We should, however, minimize selective enforcement and the legal basis of anti-fascism should focus on making fascist actions illegal rather than creating laws that we hope will not be enforced against non-fascists. This is an important point, so let me put it another way: If we are making a law meant to target fascists, we must always ask, “If this law were being enforced by agents of fascism, could it be used to further the goals of fascism?”
Historically, in the US, selective enforcement has been used to uphold white supremacy, specifically. Even now, when neo-liberalism has supplanted racial/religious conservativism (fascism) as the dominant ideology, street-level law enforcement (the cops) still tend to enforce the law in a way that disadvantages people of color, and neoliberals are lukewarm regarding racism due to their cynical belief that everyone in America deserves their economic situation. We — as a society — could have chosen to selectively enforce the law against fascists and we could, as a result, be nearly fascist-free at this point. America has chosen — over and over again — to allow fascism to continue while at the same time viciously attacking the left and people of color — mostly with selective enforcement.
To end fascism (and ensure that selective enforcement is not being used to further the goals of fascism), fascists must be removed from positions of power at every level. As much as neoliberals claim to use data-driven policy making, they still refuse to do anything about the fact that the data shows that police officers are very likely to be white supremacists and domestic abusers (i.e., misogynists). While this might make a horrifying kind of sense in a conservative community (since it reflects the will of the far-right people that live in it), it doesn’t make sense at all in most American cities where the bulk of police officers work.
Municipal governments should be systematically removing police officers who are white supremacists or domestic abusers. Moreover, they should be removing officers who believe that police officers are an ingroup that should be protected and not bound and that normal citizens are an outgroup that should be bound and not protected. Optimally, we would have national policies to prevent fascists from becoming police in the first place, or from becoming a cop in a different community after they lose their job (much like a pedophile priest moving to a different Catholic church after he gets caught).

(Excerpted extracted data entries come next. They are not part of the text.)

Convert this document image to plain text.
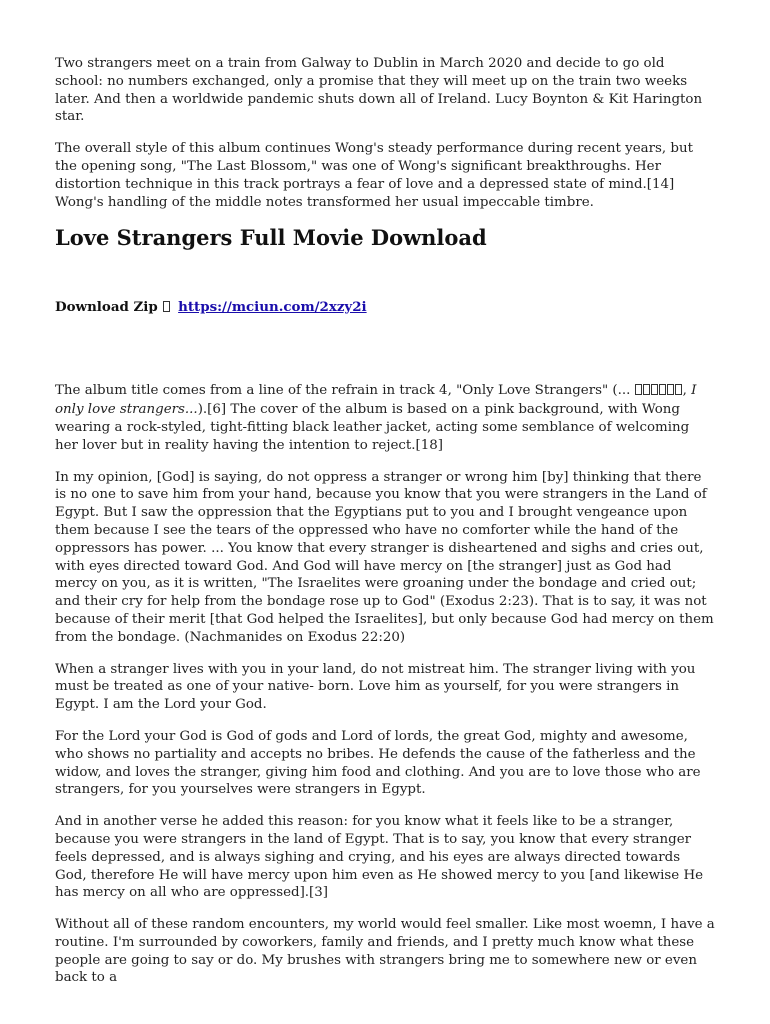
Two strangers meet on a train from Galway to Dublin in March 2020 and decide to go old school: no numbers exchanged, only a promise that they will meet up on the train two weeks later. And then a worldwide pandemic shuts down all of Ireland. Lucy Boynton & Kit Harington star.

The overall style of this album continues Wong's steady performance during recent years, but the opening song, "The Last Blossom," was one of Wong's significant breakthroughs. Her distortion technique in this track portrays a fear of love and a depressed state of mind.[14] Wong's handling of the middle notes transformed her usual impeccable timbre.

Love Strangers Full Movie Download
Download Zip https://mciun.com/2xzy2i

The album title comes from a line of the refrain in track 4, "Only Love Strangers" (...	, I only love strangers...).[6] The cover of the album is based on a pink background, with Wong wearing a rock-styled, tight-fitting black leather jacket, acting some semblance of welcoming her lover but in reality having the intention to reject.[18]

In my opinion, [God] is saying, do not oppress a stranger or wrong him [by] thinking that there is no one to save him from your hand, because you know that you were strangers in the Land of Egypt. But I saw the oppression that the Egyptians put to you and I brought vengeance upon them because I see the tears of the oppressed who have no comforter while the hand of the oppressors has power. ... You know that every stranger is disheartened and sighs and cries out, with eyes directed toward God. And God will have mercy on [the stranger] just as God had mercy on you, as it is written, "The Israelites were groaning under the bondage and cried out; and their cry for help from the bondage rose up to God" (Exodus 2:23). That is to say, it was not because of their merit [that God helped the Israelites], but only because God had mercy on them from the bondage. (Nachmanides on Exodus 22:20)

When a stranger lives with you in your land, do not mistreat him. The stranger living with you must be treated as one of your native- born. Love him as yourself, for you were strangers in Egypt. I am the Lord your God.

For the Lord your God is God of gods and Lord of lords, the great God, mighty and awesome, who shows no partiality and accepts no bribes. He defends the cause of the fatherless and the widow, and loves the stranger, giving him food and clothing. And you are to love those who are strangers, for you yourselves were strangers in Egypt.

And in another verse he added this reason: for you know what it feels like to be a stranger, because you were strangers in the land of Egypt. That is to say, you know that every stranger feels depressed, and is always sighing and crying, and his eyes are always directed towards God, therefore He will have mercy upon him even as He showed mercy to you [and likewise He has mercy on all who are oppressed].[3]

Without all of these random encounters, my world would feel smaller. Like most woemn, I have a routine. I'm surrounded by coworkers, family and friends, and I pretty much know what these people are going to say or do. My brushes with strangers bring me to somewhere new or even back to a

If the police are to be a legitimate institution in America and if we are to believe the Democratic Party’s position that police are a necessity that requires even more money (despite already receiving an obscene portion of municipal budgets), then the fascists working as police must be removed. No one who has organized as a fascist or who has been confirmed to have committed domestic abuse should be allowed to work as a police officer. It is our belief that the Democratic Party — while being substantially better than the Republicans — still holds onto a kernel of white supremacy and that it does not want fascism to be extinguished; i.e., the Democratic Party’s elites represent the softer side of American white supremacy. You can prove us wrong by getting rid of all those racist cops.